Seeds You Should Be Eating If You Need More Zinc And Magnesium

Balancing all your nutritional needs can seem like a full-time job, especially since not all foods contain all the nutrients you need. (Here are some foods you probably thought were healthy, but actually aren't.) But as far as healthy diet additions go, seeds are a good option. Incorporating the right kinds into your diet can help you get enough of two key minerals: zinc and magnesium.

Zinc helps keep your immune system running at peak performance, and is essential for making DNA and proteins in the body. It may also help you recover from colds faster. A 2024 review in the Cochrane Database of Systematic Reviews showed that zinc consumption may shorten the duration of common cold symptoms.

Meanwhile, a 2023 review in Biological Trace Element Research noted a potential correlation between heightened sleep quality and magnesium intake. While not conclusive, these findings somewhat substantiate those of a 2012 study in the Journal of Research in Medical Sciences. The study looked at the effect of magnesium supplementation on older subjects with insomnia. After taking 500 milligrams of magnesium for eight weeks, the subjects reported overall improvements in their sleep. Apart from sleep benefits, magnesium also supports numerous important functions in the body. 

In particular, three seeds can deliver a substantial amount of both nutrients: pumpkin seeds, sunflower seeds, and chia seeds.

Pumpkin seeds and sunflower seeds: power-packed snacks

Pumpkin seeds are decent sources of both magnesium and zinc. Every cup of pumpkin seeds has 649 milligrams of magnesium. With the daily recommended magnesium amounts hovering between 310 and 420 milligrams for most adults, that's more than enough to help you reach your goals. The same cup of pumpkin seeds provides about 9 milligrams of zinc; the recommended daily intake of zinc is 8 milligrams for adult women and 11 milligrams for adult men. (Oh, and on top of that, pumpkin seeds have more protein than an egg.)

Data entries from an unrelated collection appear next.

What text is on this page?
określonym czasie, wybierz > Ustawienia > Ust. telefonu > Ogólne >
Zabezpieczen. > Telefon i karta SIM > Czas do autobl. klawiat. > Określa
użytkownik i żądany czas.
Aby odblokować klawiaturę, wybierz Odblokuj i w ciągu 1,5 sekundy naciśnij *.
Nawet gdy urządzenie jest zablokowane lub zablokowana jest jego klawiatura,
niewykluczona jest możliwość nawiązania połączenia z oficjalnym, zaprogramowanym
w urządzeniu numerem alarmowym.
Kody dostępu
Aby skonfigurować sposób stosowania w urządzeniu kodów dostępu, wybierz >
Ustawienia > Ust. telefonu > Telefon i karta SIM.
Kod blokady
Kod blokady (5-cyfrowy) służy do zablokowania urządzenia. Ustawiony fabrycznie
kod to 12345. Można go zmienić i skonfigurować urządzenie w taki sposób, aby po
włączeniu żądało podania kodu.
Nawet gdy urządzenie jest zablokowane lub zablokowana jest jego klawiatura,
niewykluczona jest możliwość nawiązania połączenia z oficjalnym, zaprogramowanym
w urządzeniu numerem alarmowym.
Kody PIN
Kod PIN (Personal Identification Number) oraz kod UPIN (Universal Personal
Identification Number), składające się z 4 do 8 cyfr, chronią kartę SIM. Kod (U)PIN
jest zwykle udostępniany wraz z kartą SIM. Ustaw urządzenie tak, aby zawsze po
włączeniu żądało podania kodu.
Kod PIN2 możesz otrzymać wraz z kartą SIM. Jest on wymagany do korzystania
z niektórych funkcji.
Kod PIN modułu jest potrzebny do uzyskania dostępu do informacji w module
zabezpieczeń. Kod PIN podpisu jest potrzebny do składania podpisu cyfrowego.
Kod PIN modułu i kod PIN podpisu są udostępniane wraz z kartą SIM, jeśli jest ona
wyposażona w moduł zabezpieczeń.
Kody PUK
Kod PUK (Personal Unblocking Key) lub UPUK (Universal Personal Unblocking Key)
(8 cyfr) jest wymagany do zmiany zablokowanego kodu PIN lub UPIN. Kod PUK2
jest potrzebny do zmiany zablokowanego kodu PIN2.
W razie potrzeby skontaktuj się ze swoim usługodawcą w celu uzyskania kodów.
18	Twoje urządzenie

What if you're not a fan of pumpkin seeds? You can substitute them with squash and gourd seeds, or try some sunflower seeds instead. A single cup of sunflower seeds has around 7 grams of zinc and 173 milligrams of magnesium. While those numbers are lower than what you'd find in the same serving size of pumpkin seeds, sunflower seeds do deliver enough of both nutrients to give a decent boost to your nutrition goals.

Are you getting enough magnesium and zinc in your diet?

Compared to pumpkin seeds and sunflower seeds, chia seeds are quite tiny, which means they can be sprinkled on foods easily. Additionally, they can be mixed with milk and turned into a sweet treat that you can have for breakfast or dessert. And they're full of nutrients: A one-ounce serving of chia seeds contains 1.3 milligrams of zinc and 95 milligrams of magnesium. (Here are other real health benefits of chia seeds.)

It's worth mentioning that adults living in the United States are at risk of being diagnosed with a magnesium deficiency. According to a 2018 article in Nutrients, around half the population may be lacking magnesium in their diets. Magnesium deficiency has been associated with numerous health disorders, including irregular heartbeat, muscle spasms, fibromyalgia, migraines, osteoporosis, metabolic syndrome, and other critical disorders related to the bones and heart.

Zinc deficiency isn't as common as magnesium deficiency for people in the United States — there are more cases observed in developing countries (per StatPearls) — but they can still occur. Your risk increases if you eat a vegetarian diet, since some plant-based foods contain compounds (e.g., phytate) that interfere with zinc bioavailability. Plus, up to 40% of individuals with inflammatory bowel syndrome and some with celiac disease may have insufficient zinc levels due to absorption issues. Children with sickle cell disease and those who are pregnant are also more likely to have a zinc deficiency.